Trump’s Nuclear Diplomacy: Toward a New Arms Race

By Kira Webster

The New START Treaty – signed into effect in 2010 by President Obama and Russian President Medvedev in order to reduce nuclear warheads, deployed and non-deployed intercontinental ballistic missiles, and launchers – has undergone new complications as of late because President Trump has taken a different approach to keeping the peace with Russia. Our nuclear history with Moscow is anything but clean and transparent. However, the treaty got noticeably more hairy in 2007 after President Vladimir Putin discovered U.S. deployment missiles in Europe. He declared that the treaty no longer favored Russia’s interests, and proceeded to develop a new cruise missile.

In 2014, the Obama administration claimed Russia’s cruise missile was a violation of the treaty, but Putin was not willing to comply easily again. Earlier this year, the Pentagon reported that Russia had fired a missile – an even worse violation. In July 2017, the House of Representatives voted and approved if the President finds Russia in violation of the treaty fifteen months after the bill becomes law, the U.S. will no longer be bound by the treaty. While it may seem like the fair decision, a choice to abandon the treaty may endanger many countries (especially Europe), instill doubt in America’s commitments, and weaken support for other treaties. If anything, maintaining a cap on nuclear weapons and transparency obligations are more important when U.S.-Russia relations are stressed as opposed to when they’re strained.

Other countries have also noticed the tensions between the two countries. While the U.S. and Russia account for over 90 percent of the world’s nuclear weapons, there are now nine countries with stockpiles, and none of them are striving for any reductions. What started as a hybrid of the old START and INF Treaty (with modernized standards of inspection and weaponry), and a path towards getting rid of nuclear weapons completely, is now what diplomats around the world are calling “a new nuclear arms race.”

Both countries have acknowledged that the other has acceded to the restrictions specified in the treaty, but Russia has expressed skepticism over America reconfiguring submarines and bombers to carry conventional weapons, as well as converting missile launch sites into training facilities (a move the treaty had not established or foreseen, and requires more communication between Russia and the U.S. to come to a resolution).

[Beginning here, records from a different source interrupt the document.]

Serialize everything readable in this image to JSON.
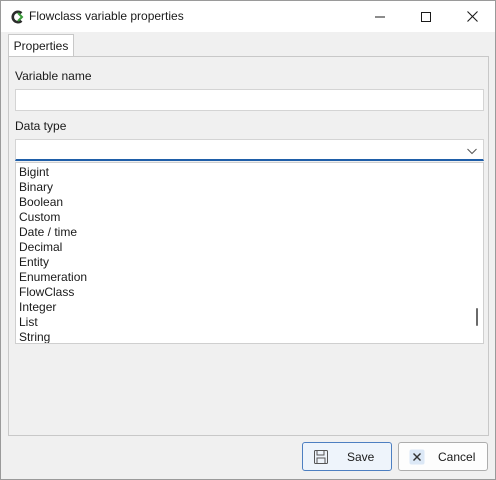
{
  "window": {
    "title": "Flowclass variable properties",
    "app_icon": "flowclass-logo-icon",
    "controls": [
      "minimize-icon",
      "maximize-icon",
      "close-icon"
    ]
  },
  "tabs": [
    {
      "label": "Properties",
      "selected": true
    }
  ],
  "form": {
    "variable_name": {
      "label": "Variable name",
      "value": ""
    },
    "data_type": {
      "label": "Data type",
      "selected": "",
      "expanded": true,
      "options": [
        "Bigint",
        "Binary",
        "Boolean",
        "Custom",
        "Date / time",
        "Decimal",
        "Entity",
        "Enumeration",
        "FlowClass",
        "Integer",
        "List",
        "String"
      ]
    }
  },
  "buttons": {
    "save": {
      "label": "Save",
      "icon": "floppy-disk-icon"
    },
    "cancel": {
      "label": "Cancel",
      "icon": "close-x-icon"
    }
  },
  "colors": {
    "accent": "#1f5ea8",
    "logo_green": "#3a9b3a"
  }
}
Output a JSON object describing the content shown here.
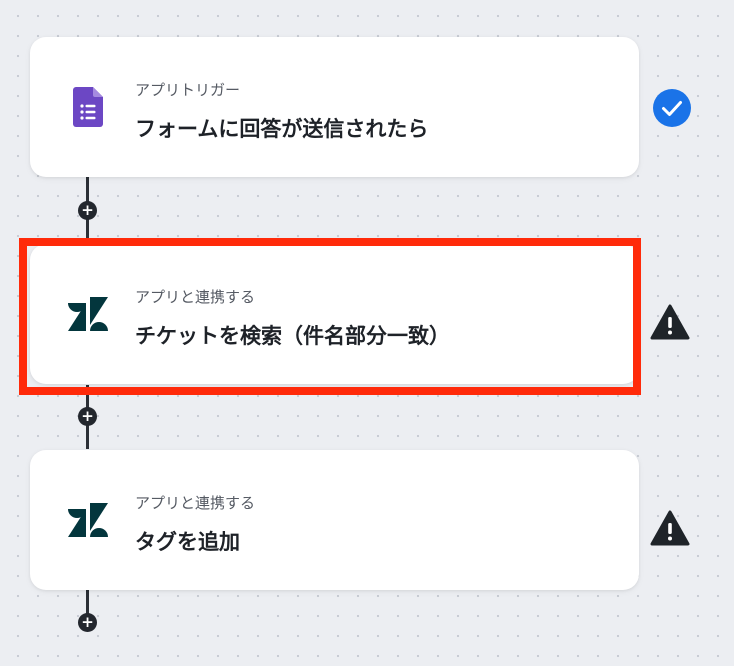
{
  "flow": {
    "steps": [
      {
        "type_label": "アプリトリガー",
        "title": "フォームに回答が送信されたら",
        "app_icon": "google-forms-icon",
        "status_icon": "check-icon",
        "status": "complete"
      },
      {
        "type_label": "アプリと連携する",
        "title": "チケットを検索（件名部分一致）",
        "app_icon": "zendesk-icon",
        "status_icon": "warning-icon",
        "status": "warning",
        "highlighted": true
      },
      {
        "type_label": "アプリと連携する",
        "title": "タグを追加",
        "app_icon": "zendesk-icon",
        "status_icon": "warning-icon",
        "status": "warning"
      }
    ],
    "add_step_symbol": "+"
  },
  "colors": {
    "check": "#1a73e8",
    "warning": "#1f2429",
    "highlight": "#ff2a0a",
    "forms": "#6c47c4",
    "zendesk": "#03363d"
  }
}
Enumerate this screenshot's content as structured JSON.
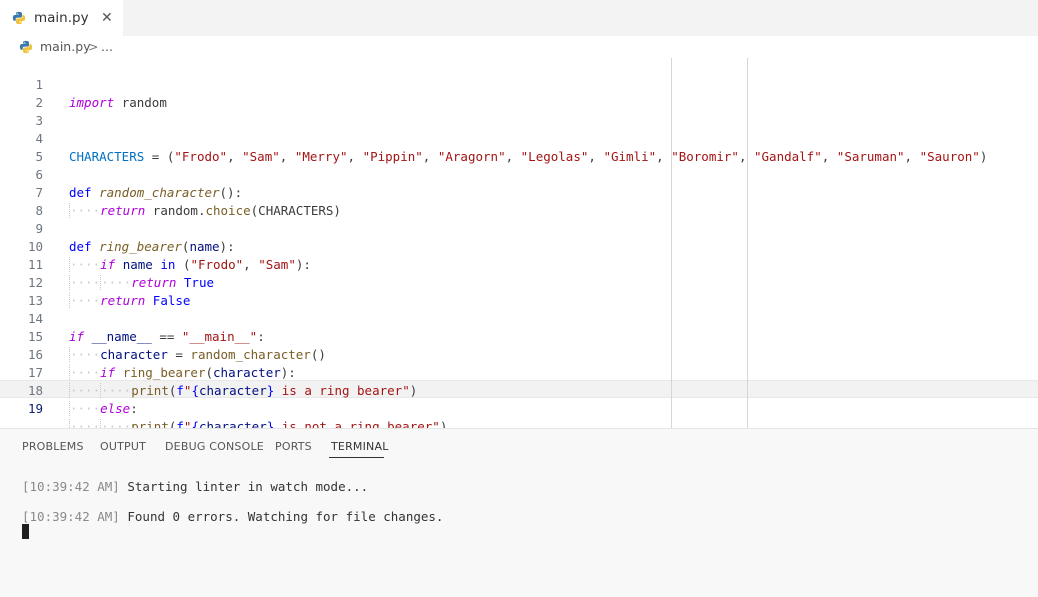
{
  "tab": {
    "label": "main.py",
    "close_glyph": "✕",
    "icon": "python-icon"
  },
  "breadcrumb": {
    "file": "main.py",
    "separator": ">",
    "more": "..."
  },
  "editor": {
    "active_line": 19,
    "lines": [
      {
        "n": "1"
      },
      {
        "n": "2"
      },
      {
        "n": "3"
      },
      {
        "n": "4"
      },
      {
        "n": "5"
      },
      {
        "n": "6"
      },
      {
        "n": "7"
      },
      {
        "n": "8"
      },
      {
        "n": "9"
      },
      {
        "n": "10"
      },
      {
        "n": "11"
      },
      {
        "n": "12"
      },
      {
        "n": "13"
      },
      {
        "n": "14"
      },
      {
        "n": "15"
      },
      {
        "n": "16"
      },
      {
        "n": "17"
      },
      {
        "n": "18"
      },
      {
        "n": "19"
      }
    ],
    "tokens": {
      "import": "import",
      "random": "random",
      "characters": "CHARACTERS",
      "eq": " = ",
      "lp": "(",
      "rp": ")",
      "comma": ", ",
      "names": [
        "\"Frodo\"",
        "\"Sam\"",
        "\"Merry\"",
        "\"Pippin\"",
        "\"Aragorn\"",
        "\"Legolas\"",
        "\"Gimli\"",
        "\"Boromir\"",
        "\"Gandalf\"",
        "\"Saruman\"",
        "\"Sauron\""
      ],
      "def": "def",
      "random_character": "random_character",
      "parens_colon": "():",
      "return": "return",
      "random_dot": "random.",
      "choice": "choice",
      "characters_arg": "(CHARACTERS)",
      "ring_bearer": "ring_bearer",
      "name_param": "name",
      "colon": "):",
      "if": "if",
      "name": "name",
      "in": "in",
      "frodo": "\"Frodo\"",
      "sam": "\"Sam\"",
      "true": "True",
      "false": "False",
      "dunder_name": "__name__",
      "eqeq": " == ",
      "dunder_main": "\"__main__\"",
      "colon_only": ":",
      "character": "character",
      "call_rc": "random_character",
      "call_parens": "()",
      "call_rb": "ring_bearer",
      "arg_character": "character",
      "print": "print",
      "f": "f",
      "q": "\"",
      "lb": "{",
      "rb": "}",
      "is_bearer": " is a ring bearer",
      "is_not_bearer": " is not a ring bearer",
      "else": "else"
    }
  },
  "panel": {
    "tabs": [
      "PROBLEMS",
      "OUTPUT",
      "DEBUG CONSOLE",
      "PORTS",
      "TERMINAL"
    ],
    "active_tab": "TERMINAL",
    "terminal": [
      {
        "timestamp": "[10:39:42 AM]",
        "message": " Starting linter in watch mode..."
      },
      {
        "timestamp": "[10:39:42 AM]",
        "message": " Found 0 errors. Watching for file changes."
      }
    ]
  },
  "colors": {
    "keyword": "#af00db",
    "function": "#795e26",
    "string": "#a31515",
    "constant": "#0070c1",
    "variable": "#001080"
  }
}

These new factors, in addition to the collusion allegations against Trump and the Kremlin, have muddied the waters for clear nuclear diplomacy. Defense Secretary Jim Mattis stated the Pentagon’s call for a revamp of nuclear arsenal and new development of low-yield atomic weapons was “a response to Russian expansion of their capability and the nature of their strategy and doctrine” – a theory known as “escalate to de-escalate.” Russia, in return, noted that it would take full measure to ensure its safety against America.

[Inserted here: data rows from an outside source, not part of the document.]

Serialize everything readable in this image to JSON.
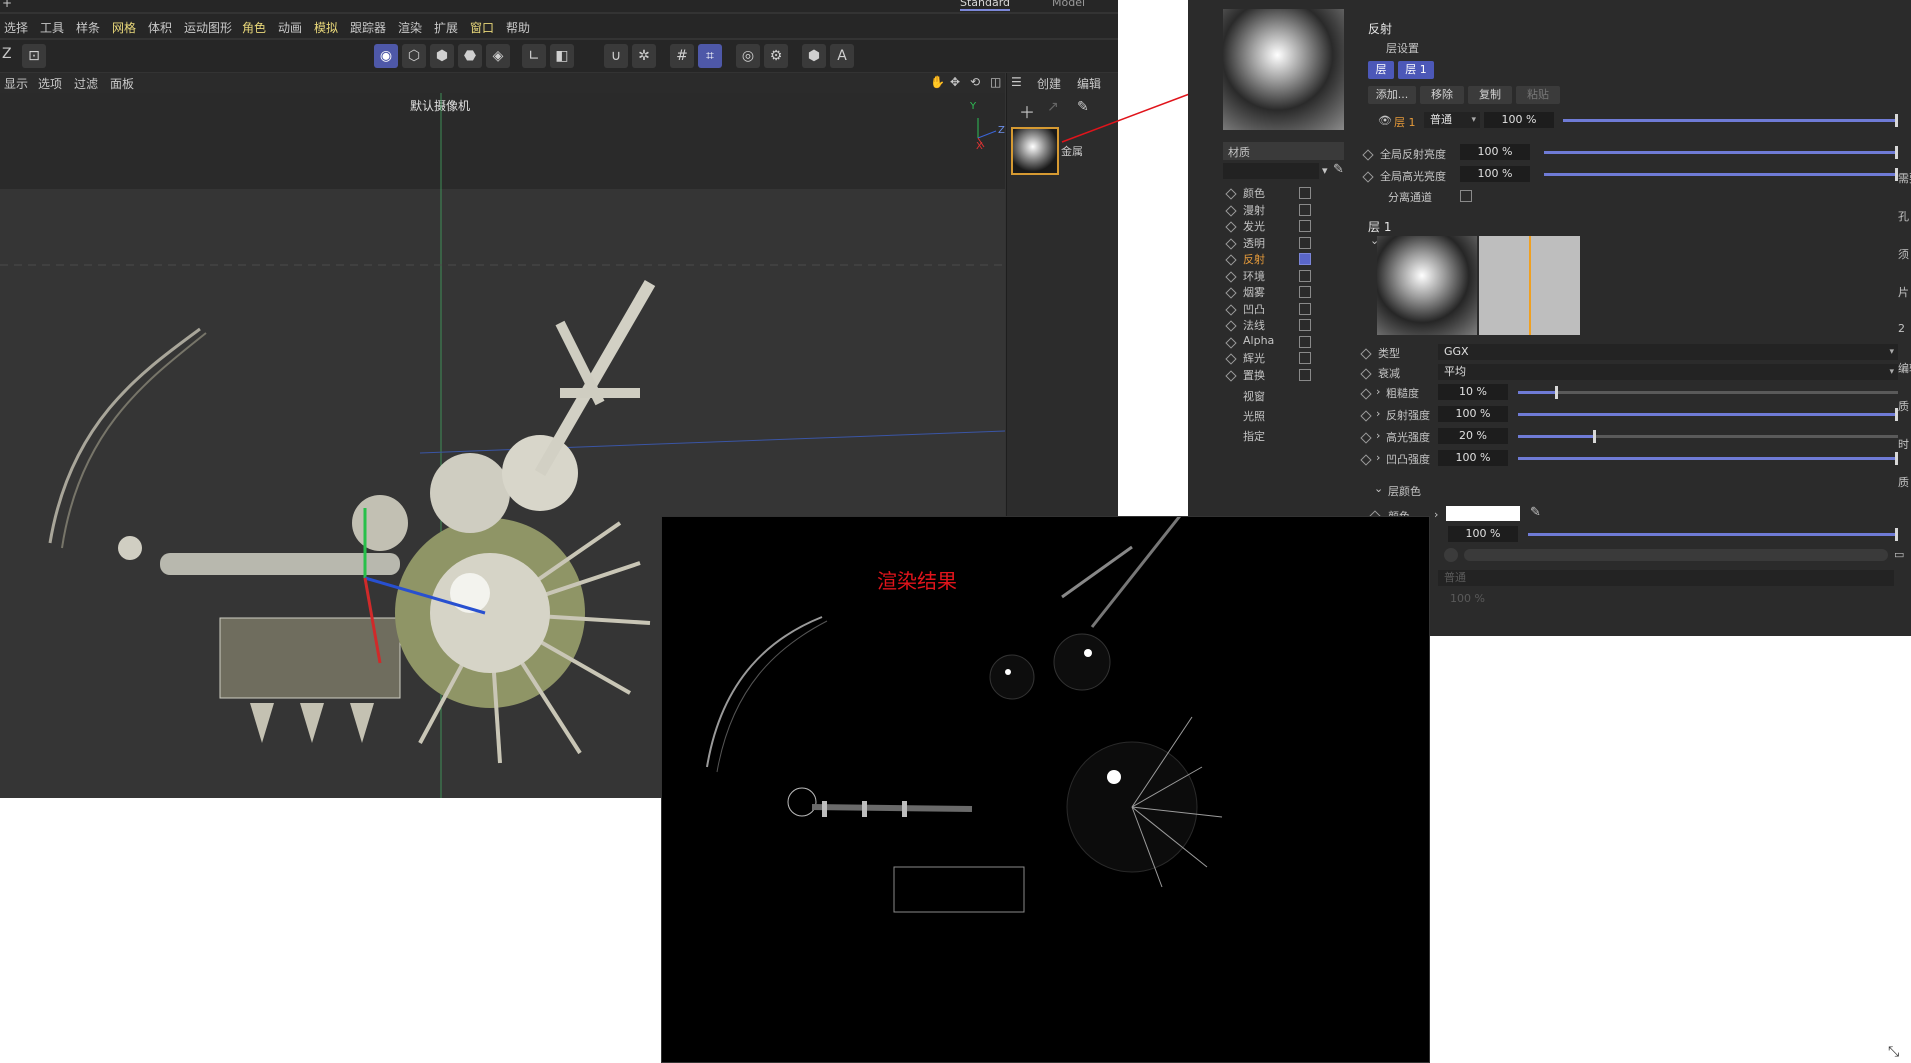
{
  "workspace": {
    "tabs": [
      "Standard",
      "Model"
    ],
    "active": "Standard"
  },
  "menubar": [
    "选择",
    "工具",
    "样条",
    "网格",
    "体积",
    "运动图形",
    "角色",
    "动画",
    "模拟",
    "跟踪器",
    "渲染",
    "扩展",
    "窗口",
    "帮助"
  ],
  "menubar_highlighted": [
    "网格",
    "角色",
    "模拟",
    "窗口"
  ],
  "toolbar": {
    "left_label": "Z",
    "icons": [
      "model-mode-icon",
      "point-mode-icon",
      "edge-mode-icon",
      "polygon-mode-icon",
      "uv-mode-icon",
      "axis-icon",
      "solo-icon",
      "snap-magnet-icon",
      "snap-settings-icon",
      "grid-icon",
      "workplane-icon",
      "render-icon",
      "render-settings-icon",
      "hex-icon",
      "a-icon"
    ]
  },
  "viewport": {
    "menu": [
      "显示",
      "选项",
      "过滤",
      "面板"
    ],
    "camera_label": "默认摄像机",
    "axis_labels": {
      "y": "Y",
      "z": "Z",
      "x": "X"
    }
  },
  "object_panel": {
    "menu": [
      "创建",
      "编辑"
    ],
    "material_name": "金属"
  },
  "attribute_manager": {
    "section_title": "反射",
    "section_sub": "层设置",
    "layer_tabs": [
      "层",
      "层 1"
    ],
    "layer_buttons": [
      "添加...",
      "移除",
      "复制",
      "粘贴"
    ],
    "layer_row": {
      "name": "层 1",
      "blend": "普通",
      "value": "100 %",
      "fraction": 1.0
    },
    "global_rows": [
      {
        "label": "全局反射亮度",
        "value": "100 %",
        "fraction": 1.0
      },
      {
        "label": "全局高光亮度",
        "value": "100 %",
        "fraction": 1.0
      }
    ],
    "separate_pass_label": "分离通道",
    "material_label": "材质",
    "channels": [
      {
        "label": "颜色",
        "checked": false
      },
      {
        "label": "漫射",
        "checked": false
      },
      {
        "label": "发光",
        "checked": false
      },
      {
        "label": "透明",
        "checked": false
      },
      {
        "label": "反射",
        "checked": true,
        "active": true
      },
      {
        "label": "环境",
        "checked": false
      },
      {
        "label": "烟雾",
        "checked": false
      },
      {
        "label": "凹凸",
        "checked": false
      },
      {
        "label": "法线",
        "checked": false
      },
      {
        "label": "Alpha",
        "checked": false
      },
      {
        "label": "辉光",
        "checked": false
      },
      {
        "label": "置换",
        "checked": false
      }
    ],
    "extra_items": [
      "视窗",
      "光照",
      "指定"
    ],
    "layer1_title": "层 1",
    "props": [
      {
        "label": "类型",
        "value": "GGX",
        "kind": "dropdown"
      },
      {
        "label": "衰减",
        "value": "平均",
        "kind": "dropdown"
      },
      {
        "label": "粗糙度",
        "value": "10 %",
        "fraction": 0.1,
        "kind": "slider"
      },
      {
        "label": "反射强度",
        "value": "100 %",
        "fraction": 1.0,
        "kind": "slider"
      },
      {
        "label": "高光强度",
        "value": "20 %",
        "fraction": 0.2,
        "kind": "slider"
      },
      {
        "label": "凹凸强度",
        "value": "100 %",
        "fraction": 1.0,
        "kind": "slider"
      }
    ],
    "layer_color_title": "层颜色",
    "color_label": "颜色",
    "color_value": "#ffffff",
    "brightness_value": "100 %",
    "dim_labels": [
      "普通",
      "100 %"
    ],
    "right_edge_glyphs": [
      "需要",
      "孔",
      "须",
      "片",
      "2",
      "编辑",
      "质",
      "时",
      "质"
    ]
  },
  "render_window": {
    "label": "渲染结果"
  },
  "colors": {
    "accent": "#4c58b8",
    "annotation_red": "#e0141b",
    "ui_dark": "#2b2b2b"
  }
}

“Donald Trump is playing a dangerous game of nuclear poker,” read TIME magazine’s lead story on February 1, 2018. Contrasting Obama’s mission to reduce America’s nuclear weapons (and, in turn, Russia’s nuclear power), President Trump has advocated a nuclear arsenal with the capabilities to deter anyone from attacking the U.S. He has signed off $1.2 trillion to overhaul the entire nuclear weapons complex, and authorized a new nuclear warhead – the first in 34 years. He’s also funding research and development on a medium-range missile which, if tested or deployed, would violate a 30-year Cold War nuclear forces agreement. The Trump administration is also the first administration to explore situations to go nuclear when faced with “significant non-nuclear strategic attacks” (cyberattacks being an example).

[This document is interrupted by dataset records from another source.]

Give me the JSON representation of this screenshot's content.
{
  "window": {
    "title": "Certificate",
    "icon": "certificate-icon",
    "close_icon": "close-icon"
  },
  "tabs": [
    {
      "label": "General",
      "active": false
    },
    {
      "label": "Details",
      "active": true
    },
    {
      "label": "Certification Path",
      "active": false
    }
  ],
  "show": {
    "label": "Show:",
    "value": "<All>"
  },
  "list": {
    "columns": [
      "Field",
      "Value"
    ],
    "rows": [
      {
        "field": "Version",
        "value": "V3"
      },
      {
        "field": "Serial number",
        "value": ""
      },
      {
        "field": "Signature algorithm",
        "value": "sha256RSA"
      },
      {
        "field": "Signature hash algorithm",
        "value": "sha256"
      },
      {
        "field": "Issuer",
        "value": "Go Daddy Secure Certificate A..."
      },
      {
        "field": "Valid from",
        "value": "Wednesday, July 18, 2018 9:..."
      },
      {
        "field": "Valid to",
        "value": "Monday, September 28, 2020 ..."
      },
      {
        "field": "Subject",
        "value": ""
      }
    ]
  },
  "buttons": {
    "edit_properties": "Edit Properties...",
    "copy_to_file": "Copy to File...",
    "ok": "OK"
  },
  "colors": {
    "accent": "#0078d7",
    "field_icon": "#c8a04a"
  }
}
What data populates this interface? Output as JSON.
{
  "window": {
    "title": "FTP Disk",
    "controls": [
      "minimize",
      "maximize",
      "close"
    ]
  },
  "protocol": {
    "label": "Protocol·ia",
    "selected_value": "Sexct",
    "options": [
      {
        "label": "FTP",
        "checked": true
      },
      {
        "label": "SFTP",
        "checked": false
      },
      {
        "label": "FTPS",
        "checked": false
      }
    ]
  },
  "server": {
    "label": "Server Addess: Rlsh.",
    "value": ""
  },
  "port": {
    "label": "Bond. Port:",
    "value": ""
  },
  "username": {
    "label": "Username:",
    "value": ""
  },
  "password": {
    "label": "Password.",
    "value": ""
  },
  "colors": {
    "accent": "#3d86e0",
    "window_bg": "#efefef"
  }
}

The allure of nuclear weapons around the world has started to rise, and in correlation,the idea of violating treaties has become less important. Hans Kristensen, director of the nuclear-information project at the Federation of American Scientists, said, “we’re certainly in a dynamic strategic competition where all sides are arming themselves. If the dynamic is not stopped and reversed, it will almost inevitably escalate into an arms race. That is in the nature of the beast.” The stakes are much higher now than it was in the Cold War. More nations are not only watching, but are actively tempted to join in the nuclear arms race that has the potential to unfold – North Korea has already thrown its chips into the nuclear poker pile. And while the U.S. has not been the perfect role model for nuclear control, our part is needed in the diplomacy and de-escalating of nuclear taunting for a safer future.